Moreover, after the two have been gone for more than a day and search parties have failed to find any trace of them, it takes someone like Hays and his uncanny tracking skills to track where they went. Where the trail gets hard to follow, someone marked it with corn husk dolls.
These sorts of crafty handmade dolls are recognizable to anyone who has wandered into a craft store on Halloween, where home decor gurus like Martha Stewart have turned them into genericized fall-appropriate decor for people to spend their energy making. But back in 1980, these creations were not so ubiquitous, nor were they so divorced from their Native American connotations in an area like this one. Instead of heading for the nearest Michael's or A.C. Moore, Hays and West try to keep their clue on the down low, lest their suspect destroy other dolls they might have.
Acting on instinct, and possibly a slight crush, Hays gives a picture of one of the dolls to school teacher Amelia Reardon, asking her to show it around to the kids. It works too, as one of Julie's classmates says it's not the first time he's seen one. Julie apparently had another one given to her while trick or treating a week or two previously on Halloween.

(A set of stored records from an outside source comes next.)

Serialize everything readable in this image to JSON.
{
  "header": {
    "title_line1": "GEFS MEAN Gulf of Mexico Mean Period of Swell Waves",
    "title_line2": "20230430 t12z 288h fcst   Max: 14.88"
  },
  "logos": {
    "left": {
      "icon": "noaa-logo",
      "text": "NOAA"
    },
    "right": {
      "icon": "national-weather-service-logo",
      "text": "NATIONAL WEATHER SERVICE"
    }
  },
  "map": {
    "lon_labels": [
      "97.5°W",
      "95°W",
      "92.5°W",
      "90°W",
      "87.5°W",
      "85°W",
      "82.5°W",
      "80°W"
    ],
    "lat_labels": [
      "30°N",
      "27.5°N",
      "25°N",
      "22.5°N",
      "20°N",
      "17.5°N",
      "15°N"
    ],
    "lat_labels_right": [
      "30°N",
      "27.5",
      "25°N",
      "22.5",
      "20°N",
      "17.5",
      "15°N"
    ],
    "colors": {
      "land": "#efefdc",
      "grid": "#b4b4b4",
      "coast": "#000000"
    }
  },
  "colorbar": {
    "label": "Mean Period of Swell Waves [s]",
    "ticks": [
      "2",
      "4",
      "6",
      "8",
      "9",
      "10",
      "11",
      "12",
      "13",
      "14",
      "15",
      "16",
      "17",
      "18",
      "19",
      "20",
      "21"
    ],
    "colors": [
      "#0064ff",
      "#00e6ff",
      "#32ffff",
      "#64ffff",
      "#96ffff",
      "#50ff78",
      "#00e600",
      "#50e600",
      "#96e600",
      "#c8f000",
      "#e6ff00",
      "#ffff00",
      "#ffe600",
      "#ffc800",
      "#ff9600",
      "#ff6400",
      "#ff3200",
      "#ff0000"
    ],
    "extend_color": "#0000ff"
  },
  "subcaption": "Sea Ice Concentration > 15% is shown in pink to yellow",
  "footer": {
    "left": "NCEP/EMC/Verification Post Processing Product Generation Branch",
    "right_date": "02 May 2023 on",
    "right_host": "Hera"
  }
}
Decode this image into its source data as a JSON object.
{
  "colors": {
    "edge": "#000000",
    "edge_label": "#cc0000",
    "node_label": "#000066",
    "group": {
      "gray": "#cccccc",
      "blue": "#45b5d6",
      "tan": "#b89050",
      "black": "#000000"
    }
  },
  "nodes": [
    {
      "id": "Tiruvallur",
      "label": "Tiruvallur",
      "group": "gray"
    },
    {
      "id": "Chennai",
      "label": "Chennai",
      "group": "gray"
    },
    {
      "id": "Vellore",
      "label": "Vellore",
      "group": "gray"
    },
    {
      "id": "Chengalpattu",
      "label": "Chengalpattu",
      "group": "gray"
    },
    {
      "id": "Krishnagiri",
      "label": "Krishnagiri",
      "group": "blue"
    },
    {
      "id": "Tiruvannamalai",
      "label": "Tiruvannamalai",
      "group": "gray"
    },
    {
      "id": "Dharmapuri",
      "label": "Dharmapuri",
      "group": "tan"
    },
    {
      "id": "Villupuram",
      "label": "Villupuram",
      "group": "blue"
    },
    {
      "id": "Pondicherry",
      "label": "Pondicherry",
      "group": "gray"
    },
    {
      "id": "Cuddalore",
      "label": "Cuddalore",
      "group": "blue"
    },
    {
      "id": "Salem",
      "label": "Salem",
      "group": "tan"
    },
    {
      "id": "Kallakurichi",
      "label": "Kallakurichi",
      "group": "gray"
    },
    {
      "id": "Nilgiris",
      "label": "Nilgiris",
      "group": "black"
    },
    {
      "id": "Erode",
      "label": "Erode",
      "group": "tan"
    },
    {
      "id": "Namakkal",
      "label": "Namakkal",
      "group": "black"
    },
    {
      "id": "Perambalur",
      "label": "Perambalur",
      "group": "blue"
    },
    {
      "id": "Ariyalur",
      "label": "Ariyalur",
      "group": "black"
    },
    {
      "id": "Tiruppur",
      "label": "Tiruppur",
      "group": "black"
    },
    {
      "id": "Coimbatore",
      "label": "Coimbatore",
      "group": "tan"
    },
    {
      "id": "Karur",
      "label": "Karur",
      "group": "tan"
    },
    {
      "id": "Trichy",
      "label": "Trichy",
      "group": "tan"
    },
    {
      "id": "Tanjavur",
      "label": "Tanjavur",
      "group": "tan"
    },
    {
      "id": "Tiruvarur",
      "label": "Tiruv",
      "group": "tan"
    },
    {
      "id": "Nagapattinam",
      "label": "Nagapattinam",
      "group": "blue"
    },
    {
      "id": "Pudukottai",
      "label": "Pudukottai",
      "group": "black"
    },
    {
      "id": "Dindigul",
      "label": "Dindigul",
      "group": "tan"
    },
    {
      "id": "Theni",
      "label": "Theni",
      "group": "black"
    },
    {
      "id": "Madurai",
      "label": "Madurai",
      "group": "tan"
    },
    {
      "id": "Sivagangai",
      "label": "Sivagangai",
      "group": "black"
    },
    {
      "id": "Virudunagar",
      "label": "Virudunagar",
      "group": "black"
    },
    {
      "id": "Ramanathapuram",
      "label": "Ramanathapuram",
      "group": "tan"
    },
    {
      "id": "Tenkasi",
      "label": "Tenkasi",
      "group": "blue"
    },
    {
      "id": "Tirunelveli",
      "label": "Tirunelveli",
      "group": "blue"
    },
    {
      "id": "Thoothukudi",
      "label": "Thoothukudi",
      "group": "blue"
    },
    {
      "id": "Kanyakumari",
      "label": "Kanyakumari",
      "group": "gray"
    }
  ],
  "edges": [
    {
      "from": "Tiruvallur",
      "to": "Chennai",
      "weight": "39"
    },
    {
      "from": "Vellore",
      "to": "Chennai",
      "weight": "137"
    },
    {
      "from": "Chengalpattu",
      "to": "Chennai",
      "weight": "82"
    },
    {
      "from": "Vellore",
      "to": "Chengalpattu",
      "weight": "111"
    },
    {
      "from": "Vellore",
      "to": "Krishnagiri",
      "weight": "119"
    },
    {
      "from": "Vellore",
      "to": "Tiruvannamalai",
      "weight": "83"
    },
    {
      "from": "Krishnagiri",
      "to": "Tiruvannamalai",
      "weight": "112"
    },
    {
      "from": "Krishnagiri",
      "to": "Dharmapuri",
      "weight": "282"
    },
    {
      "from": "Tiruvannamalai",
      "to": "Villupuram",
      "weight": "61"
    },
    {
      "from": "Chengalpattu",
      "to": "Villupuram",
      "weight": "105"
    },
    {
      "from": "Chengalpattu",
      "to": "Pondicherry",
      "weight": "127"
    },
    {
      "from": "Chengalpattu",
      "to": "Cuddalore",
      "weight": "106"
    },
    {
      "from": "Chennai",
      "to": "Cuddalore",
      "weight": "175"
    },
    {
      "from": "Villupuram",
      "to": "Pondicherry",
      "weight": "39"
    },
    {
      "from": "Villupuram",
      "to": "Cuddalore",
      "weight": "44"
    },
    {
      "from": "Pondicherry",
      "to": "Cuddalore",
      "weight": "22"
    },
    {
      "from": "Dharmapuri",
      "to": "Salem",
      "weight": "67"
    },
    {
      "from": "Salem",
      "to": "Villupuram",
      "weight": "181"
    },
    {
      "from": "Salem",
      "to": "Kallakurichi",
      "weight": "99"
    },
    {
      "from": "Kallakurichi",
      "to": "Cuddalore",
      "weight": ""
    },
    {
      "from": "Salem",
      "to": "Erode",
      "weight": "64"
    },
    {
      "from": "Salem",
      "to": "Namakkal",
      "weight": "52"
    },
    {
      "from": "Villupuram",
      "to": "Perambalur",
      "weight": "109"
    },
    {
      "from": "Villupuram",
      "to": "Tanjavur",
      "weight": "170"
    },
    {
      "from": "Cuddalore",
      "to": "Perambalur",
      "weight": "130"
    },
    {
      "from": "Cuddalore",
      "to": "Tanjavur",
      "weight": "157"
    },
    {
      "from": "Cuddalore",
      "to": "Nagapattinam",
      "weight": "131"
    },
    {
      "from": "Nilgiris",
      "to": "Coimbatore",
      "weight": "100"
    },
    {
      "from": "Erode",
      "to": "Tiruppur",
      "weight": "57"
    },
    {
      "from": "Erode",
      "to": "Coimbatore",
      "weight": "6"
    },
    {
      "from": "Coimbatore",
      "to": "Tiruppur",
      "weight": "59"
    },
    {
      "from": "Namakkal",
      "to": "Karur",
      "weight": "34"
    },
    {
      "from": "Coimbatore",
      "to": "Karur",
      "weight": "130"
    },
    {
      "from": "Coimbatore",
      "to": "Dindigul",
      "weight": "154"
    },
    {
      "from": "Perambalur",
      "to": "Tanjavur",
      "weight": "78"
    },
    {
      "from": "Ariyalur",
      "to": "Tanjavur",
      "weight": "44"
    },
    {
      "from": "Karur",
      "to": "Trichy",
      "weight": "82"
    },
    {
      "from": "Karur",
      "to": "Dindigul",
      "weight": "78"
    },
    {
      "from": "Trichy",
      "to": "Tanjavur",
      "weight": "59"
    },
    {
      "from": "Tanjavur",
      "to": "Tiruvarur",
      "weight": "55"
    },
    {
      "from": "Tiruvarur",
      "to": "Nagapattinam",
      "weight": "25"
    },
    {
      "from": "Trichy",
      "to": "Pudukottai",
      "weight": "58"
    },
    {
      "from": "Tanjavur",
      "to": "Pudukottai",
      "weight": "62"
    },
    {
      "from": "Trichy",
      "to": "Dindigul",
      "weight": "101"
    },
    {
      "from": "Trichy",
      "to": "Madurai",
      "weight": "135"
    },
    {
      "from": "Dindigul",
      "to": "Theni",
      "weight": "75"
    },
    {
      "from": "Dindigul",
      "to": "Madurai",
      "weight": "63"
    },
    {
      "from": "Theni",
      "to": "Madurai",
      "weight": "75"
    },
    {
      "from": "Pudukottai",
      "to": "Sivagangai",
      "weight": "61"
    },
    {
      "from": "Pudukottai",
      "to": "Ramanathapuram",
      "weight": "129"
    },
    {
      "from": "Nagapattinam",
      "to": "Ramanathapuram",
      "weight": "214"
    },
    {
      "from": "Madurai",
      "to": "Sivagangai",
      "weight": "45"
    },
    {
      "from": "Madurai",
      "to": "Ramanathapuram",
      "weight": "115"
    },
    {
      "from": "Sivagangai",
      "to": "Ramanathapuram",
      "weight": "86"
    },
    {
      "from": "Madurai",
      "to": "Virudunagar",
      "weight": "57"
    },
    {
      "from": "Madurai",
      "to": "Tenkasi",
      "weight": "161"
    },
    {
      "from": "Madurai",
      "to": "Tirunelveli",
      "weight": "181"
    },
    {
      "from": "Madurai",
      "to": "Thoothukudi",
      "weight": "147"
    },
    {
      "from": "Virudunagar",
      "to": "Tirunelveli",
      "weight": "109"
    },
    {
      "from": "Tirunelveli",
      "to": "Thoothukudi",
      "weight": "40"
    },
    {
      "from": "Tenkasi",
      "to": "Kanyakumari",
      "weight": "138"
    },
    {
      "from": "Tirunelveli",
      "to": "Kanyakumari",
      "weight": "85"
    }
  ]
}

Unfortunately for Hays and West, their desire to keep this clue undercover doesn't sit well with their superiors, who are thinking about their careers rather than finding the suspects. Before the episode is over, everything from the dolls to the map of the houses Julie hit on Halloween is out in the open for the public to make increasingly hysterical reports on.
Though, to be fair, the boy didn't say the doll can from a house. All he saw was Julie talking to adults in lazy but effect ghost Halloween costumes. Come one of them drilled the hole in Will's closet?
Perhaps the Halloween map wasn't the clue Hays and West were hoping for. But the corn husk dolls just keep cropping up.